Con algo de enojo, el hambriento Manuel abrió las puertas, y nada. Sólo telarañas y unos pomos viejos y sucios. “Te engañaron, vieja, no te dejaron nada.” Con incredulidad, la ingenua mujer se acercó para cerciorarse y dijo a su marido: “Oye, viejo, ¿qué es eso que está en ese agujerito?”. Acercándose, vieron un pedazo del enjarre a punto de caer, y al retirarlo encontraron lo que les habían dejado. Oculto en la parte posterior de la alacena se encontraba guardado un tesoro en varias ollas atoleras, perfectamente disimuladas, llenas de monedas. Con esto, para qué querían comer, si hasta el hambre se les fue.

Esto sucedió en los albores del siglo XX, y la historia fue muy difundida, porque el sacerdote, al recibir con gratitud una buena cantidad de dinero proveniente del tesoro, dio fe del milagro, el que Dios había concedido a dos humildes campesinos creyentes, quienes por caridad acudieron a dar apoyo a una familia en momentos difíciles y recibieron un tesoro en pago a su buena obra.

El mismo Manuel, con la sencillez que nunca perdió, relataba años después el acontecimiento que cambió su vida, y afirmaba que cuando quisieron, con temor de estar frente a un dinero ajeno, buscar a la misteriosa dama, no la encontraron por ningún lado de la casa, y el sitio del velorio de la noche anterior estaba vacío: ni difunto, ni dolientes, ni velas… nada, absolutamente nada, sólo el olor a humo.

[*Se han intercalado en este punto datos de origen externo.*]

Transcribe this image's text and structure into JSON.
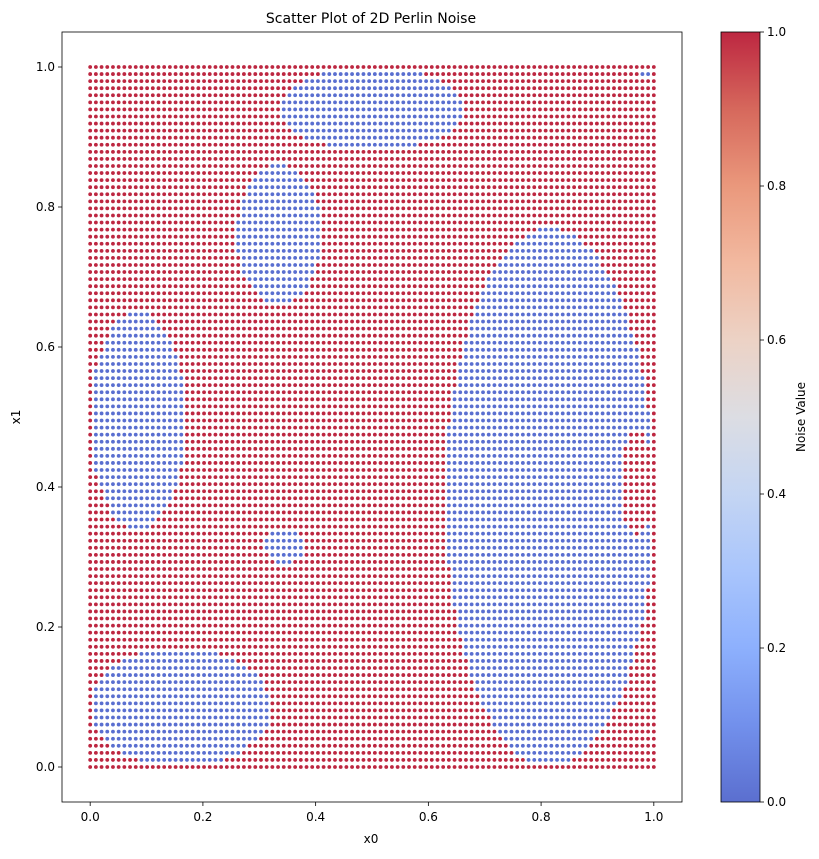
{
  "chart_data": {
    "type": "scatter",
    "title": "Scatter Plot of 2D Perlin Noise",
    "xlabel": "x0",
    "ylabel": "x1",
    "xlim": [
      -0.05,
      1.05
    ],
    "ylim": [
      -0.05,
      1.05
    ],
    "x_ticks": [
      0.0,
      0.2,
      0.4,
      0.6,
      0.8,
      1.0
    ],
    "y_ticks": [
      0.0,
      0.2,
      0.4,
      0.6,
      0.8,
      1.0
    ],
    "x_tick_labels": [
      "0.0",
      "0.2",
      "0.4",
      "0.6",
      "0.8",
      "1.0"
    ],
    "y_tick_labels": [
      "0.0",
      "0.2",
      "0.4",
      "0.6",
      "0.8",
      "1.0"
    ],
    "grid": false,
    "grid_points_per_axis": 100,
    "point_domain": [
      0.0,
      1.0
    ],
    "value_levels": [
      0,
      1
    ],
    "colormap": "coolwarm",
    "colormap_endpoints": {
      "low": "#5a6fd0",
      "high": "#bd2741"
    },
    "colorbar": {
      "label": "Noise Value",
      "range": [
        0.0,
        1.0
      ],
      "ticks": [
        0.0,
        0.2,
        0.4,
        0.6,
        0.8,
        1.0
      ],
      "tick_labels": [
        "0.0",
        "0.2",
        "0.4",
        "0.6",
        "0.8",
        "1.0"
      ]
    },
    "blue_regions_approx": [
      {
        "shape": "blob",
        "x_range": [
          0.34,
          0.66
        ],
        "y_range": [
          0.88,
          1.0
        ]
      },
      {
        "shape": "blob",
        "x_range": [
          0.26,
          0.41
        ],
        "y_range": [
          0.66,
          0.86
        ]
      },
      {
        "shape": "blob",
        "x_range": [
          0.0,
          0.17
        ],
        "y_range": [
          0.34,
          0.65
        ]
      },
      {
        "shape": "blob",
        "x_range": [
          0.31,
          0.38
        ],
        "y_range": [
          0.29,
          0.34
        ]
      },
      {
        "shape": "blob",
        "x_range": [
          0.63,
          1.0
        ],
        "y_range": [
          0.0,
          0.77
        ]
      },
      {
        "shape": "blob",
        "x_range": [
          0.0,
          0.32
        ],
        "y_range": [
          0.0,
          0.17
        ]
      },
      {
        "shape": "blob",
        "x_range": [
          0.97,
          1.0
        ],
        "y_range": [
          0.98,
          1.0
        ]
      }
    ],
    "red_regions_inside_blue_approx": [
      {
        "shape": "blob",
        "x_range": [
          0.94,
          1.0
        ],
        "y_range": [
          0.33,
          0.48
        ]
      }
    ]
  }
}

Integrados a la vida de Querétaro, don Manuel y su esposa siempre se caracterizaron por ser piadosos y devotos asistentes a los oficios religiosos. Fueron muy conocidos y prósperos comerciantes. Formaron a sus hijos y sus nietos, la mayoría de ellos multiplicaron a los miembros de la familia, y sus bisnietos y tataranietos llevan un apellido muy conocido. Supieron sus mayores aprovechar muy bien el tesoro que les “dejaron” en la cocina de la casa de la calle 16 de Septiembre No. 80, oriente, propiedad durante muchos años de la familia De la Cortina y hoy sede de la conocida academia ISCCA.